I built riftcast.gg , a completely transparent ML prediction system for League of Legends Esports - feedback appreciated
Hey everyone. I built https://riftcast.gg/, an ML prediction system for LoL Esports with both training stats visible and historic data tracked (if model predictions were correct or not).
The setup:
- 3,091 pro matches in the dataset across 272 teams and 43 tournaments (so far), covering all major regions (LCK, LPL, LEC, LCS) and minor regions
- Series-level predictions (pre-match) and game-level predictions (post-draft)
- Three models running in parallel:
- FastTree (free tier baseline, simplest features)
- LightGBM with patch/meta-aware features (tracks game duration trends, team performance gaps between recent patches and all-time, format interactions like is_bo5 * elo_diff, etc.)
- PCA Sweep — runs a 7000-config hyperparameter search for ~5 hours weekly, PCA-compresses the noisy draft features
- Plus a Consensus prediction combining all three
**Feature engineering:**
The series model uses ~80 features after filtering. Heavy use of:
- Differential features (Blue stat - Red stat) to avoid teaching the model side bias
- Decayed all-time stats + Diff5 rolling windows for recent form
- A custom Elo system with cross-league calibration (this is what handles international events, which only have ~20 games of historical data)
- Hand-crafted composite features (Diff_Composite_EarlyGame, _Combat, _Vision, etc.) to compress correlated signals.
The draft model adds champion-level features: per-lane Overall/Counter/ Mastery/Meta scores weighted by Samples confidence, synergy by lane-pair (Top-Jgl, Mid-Jgl, Bot-Sup), and per-lane "LaneEdge" composites.

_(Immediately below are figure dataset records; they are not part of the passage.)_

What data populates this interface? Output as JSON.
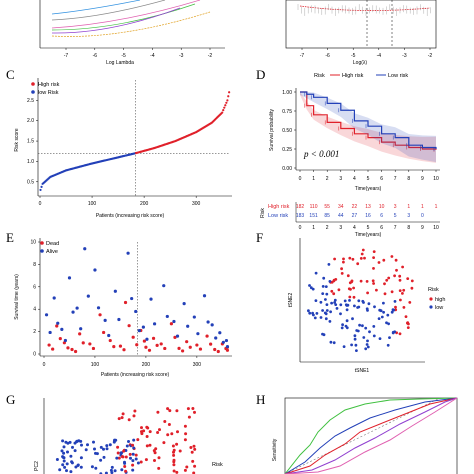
{
  "panels": {
    "A": {
      "xlabel": "Log Lambda",
      "ticks": [
        "-7",
        "-6",
        "-5",
        "-4",
        "-3",
        "-2"
      ]
    },
    "B": {
      "xlabel": "Log(λ)",
      "ticks": [
        "-7",
        "-6",
        "-5",
        "-4",
        "-3",
        "-2"
      ]
    },
    "C": {
      "label": "C",
      "xlabel": "Patients (increasing risk score)",
      "ylabel": "Risk score",
      "legend": [
        "High risk",
        "low Risk"
      ]
    },
    "D": {
      "label": "D",
      "legend_title": "Risk",
      "legend": [
        "High risk",
        "Low risk"
      ],
      "ylabel": "Survival probability",
      "xlabel": "Time(years)",
      "pvalue": "p < 0.001",
      "table": {
        "title": "Risk",
        "xlabel": "Time(years)",
        "rows": [
          {
            "name": "High risk",
            "values": [
              "182",
              "110",
              "55",
              "34",
              "22",
              "13",
              "10",
              "3",
              "1",
              "1",
              "1"
            ]
          },
          {
            "name": "Low risk",
            "values": [
              "183",
              "151",
              "85",
              "44",
              "27",
              "16",
              "6",
              "5",
              "3",
              "0",
              ""
            ]
          }
        ]
      }
    },
    "E": {
      "label": "E",
      "xlabel": "Patients (increasing risk score)",
      "ylabel": "Survival time (years)",
      "legend": [
        "Dead",
        "Alive"
      ]
    },
    "F": {
      "label": "F",
      "xlabel": "tSNE1",
      "ylabel": "tSNE2",
      "legend_title": "Risk",
      "legend": [
        "high",
        "low"
      ]
    },
    "G": {
      "label": "G",
      "legend_title": "Risk",
      "ylabel": "PC2"
    },
    "H": {
      "label": "H",
      "ylabel": "Sensitivity"
    }
  },
  "colors": {
    "high": "#e0202a",
    "low": "#2340b8",
    "green": "#40c040",
    "purple": "#9040d0",
    "pink": "#e060b0"
  },
  "chart_data": [
    {
      "type": "line",
      "panel": "C",
      "xlabel": "Patients (increasing risk score)",
      "ylabel": "Risk score",
      "xlim": [
        0,
        365
      ],
      "ylim": [
        0.2,
        3.0
      ],
      "xticks": [
        0,
        100,
        200,
        300
      ],
      "yticks": [
        0.5,
        1.0,
        1.5,
        2.0,
        2.5
      ],
      "cutoff_x": 183,
      "cutoff_y": 1.2,
      "series": [
        {
          "name": "High risk",
          "x": [
            183,
            220,
            260,
            300,
            330,
            350,
            360,
            365
          ],
          "values": [
            1.2,
            1.33,
            1.5,
            1.72,
            1.95,
            2.2,
            2.5,
            2.8
          ]
        },
        {
          "name": "low Risk",
          "x": [
            1,
            5,
            20,
            50,
            100,
            150,
            183
          ],
          "values": [
            0.3,
            0.45,
            0.62,
            0.78,
            0.95,
            1.1,
            1.2
          ]
        }
      ]
    },
    {
      "type": "line",
      "panel": "D",
      "xlabel": "Time(years)",
      "ylabel": "Survival probability",
      "xlim": [
        0,
        10
      ],
      "ylim": [
        0,
        1
      ],
      "xticks": [
        0,
        1,
        2,
        3,
        4,
        5,
        6,
        7,
        8,
        9,
        10
      ],
      "yticks": [
        0.0,
        0.25,
        0.5,
        0.75,
        1.0
      ],
      "series": [
        {
          "name": "High risk",
          "x": [
            0,
            0.5,
            1,
            2,
            3,
            4,
            5,
            6,
            7,
            8,
            9,
            10
          ],
          "values": [
            1.0,
            0.82,
            0.7,
            0.6,
            0.52,
            0.45,
            0.4,
            0.34,
            0.3,
            0.27,
            0.25,
            0.24
          ]
        },
        {
          "name": "Low risk",
          "x": [
            0,
            0.5,
            1,
            2,
            3,
            4,
            5,
            6,
            7,
            8,
            9,
            10
          ],
          "values": [
            1.0,
            0.97,
            0.93,
            0.85,
            0.76,
            0.62,
            0.55,
            0.45,
            0.4,
            0.3,
            0.27,
            0.25
          ]
        }
      ]
    },
    {
      "type": "scatter",
      "panel": "E",
      "xlabel": "Patients (increasing risk score)",
      "ylabel": "Survival time (years)",
      "xlim": [
        0,
        365
      ],
      "ylim": [
        0,
        10
      ],
      "xticks": [
        0,
        100,
        200,
        300
      ],
      "yticks": [
        0,
        2,
        4,
        6,
        8,
        10
      ],
      "cutoff_x": 183,
      "series": [
        {
          "name": "Dead",
          "x": [
            10,
            25,
            40,
            55,
            70,
            90,
            110,
            130,
            150,
            160,
            175,
            190,
            200,
            215,
            230,
            250,
            265,
            280,
            300,
            320,
            335,
            350,
            360
          ],
          "values": [
            0.8,
            2.5,
            1.0,
            0.4,
            1.8,
            0.9,
            3.5,
            1.2,
            0.7,
            4.6,
            1.5,
            2.1,
            0.6,
            1.4,
            0.9,
            2.7,
            0.5,
            1.1,
            0.8,
            1.6,
            0.4,
            0.9,
            0.6
          ]
        },
        {
          "name": "Alive",
          "x": [
            5,
            20,
            35,
            50,
            65,
            80,
            100,
            120,
            140,
            165,
            180,
            195,
            210,
            235,
            255,
            275,
            295,
            315,
            330,
            345,
            358
          ],
          "values": [
            3.5,
            5.0,
            2.2,
            6.8,
            4.1,
            9.4,
            7.5,
            3.0,
            5.6,
            9.0,
            3.8,
            2.4,
            4.9,
            6.1,
            2.9,
            4.5,
            3.3,
            5.2,
            2.6,
            1.9,
            1.2
          ]
        }
      ]
    }
  ]
}
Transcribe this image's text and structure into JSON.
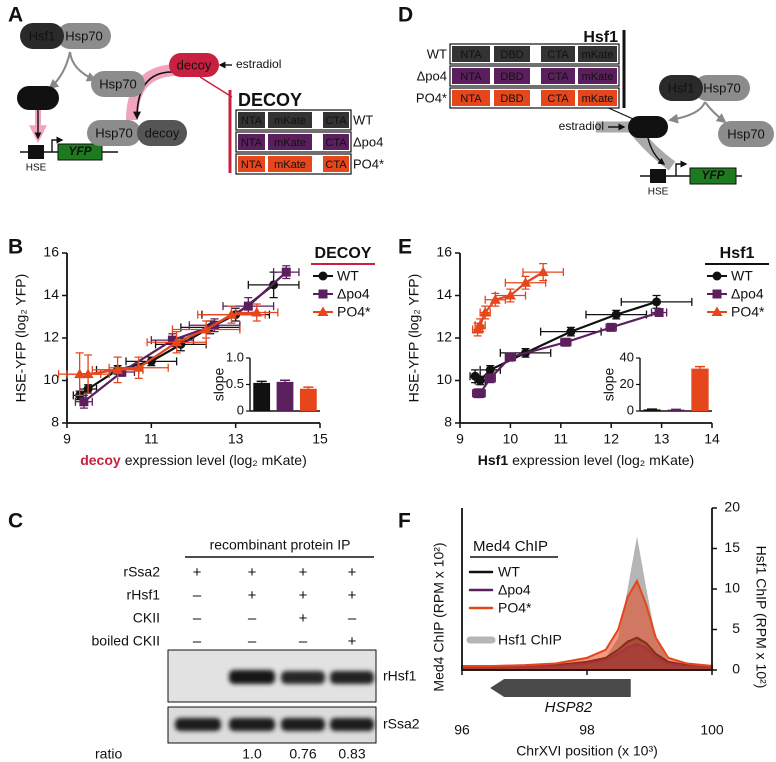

I have an "Uncertain tag" which excludes prediction results for predictions with less than 55% certainty which is also shown in the UI for transparency
Accuracy across the last 2 weekly reports published (75 series, 209 games):
I also track each model's performance per league and show it on each upcoming match prediction. For example, Consensus (the aggregate from all models) is yet to make a wrong Series prediction for LCS (17/17 correct) and has a fairly good accuracy for Game (Draft) Predictions as well (28/35 correct)
Where I think it's weak:
- International events (~20 cross-region games in dataset) — Elo helps but cross-region calibration is shaky
- LightGBM volatility week-over-week (76%/70% vs 69%/80%) — patch-aware features may be over-correcting
Any feedback will be much appreciated, thanks!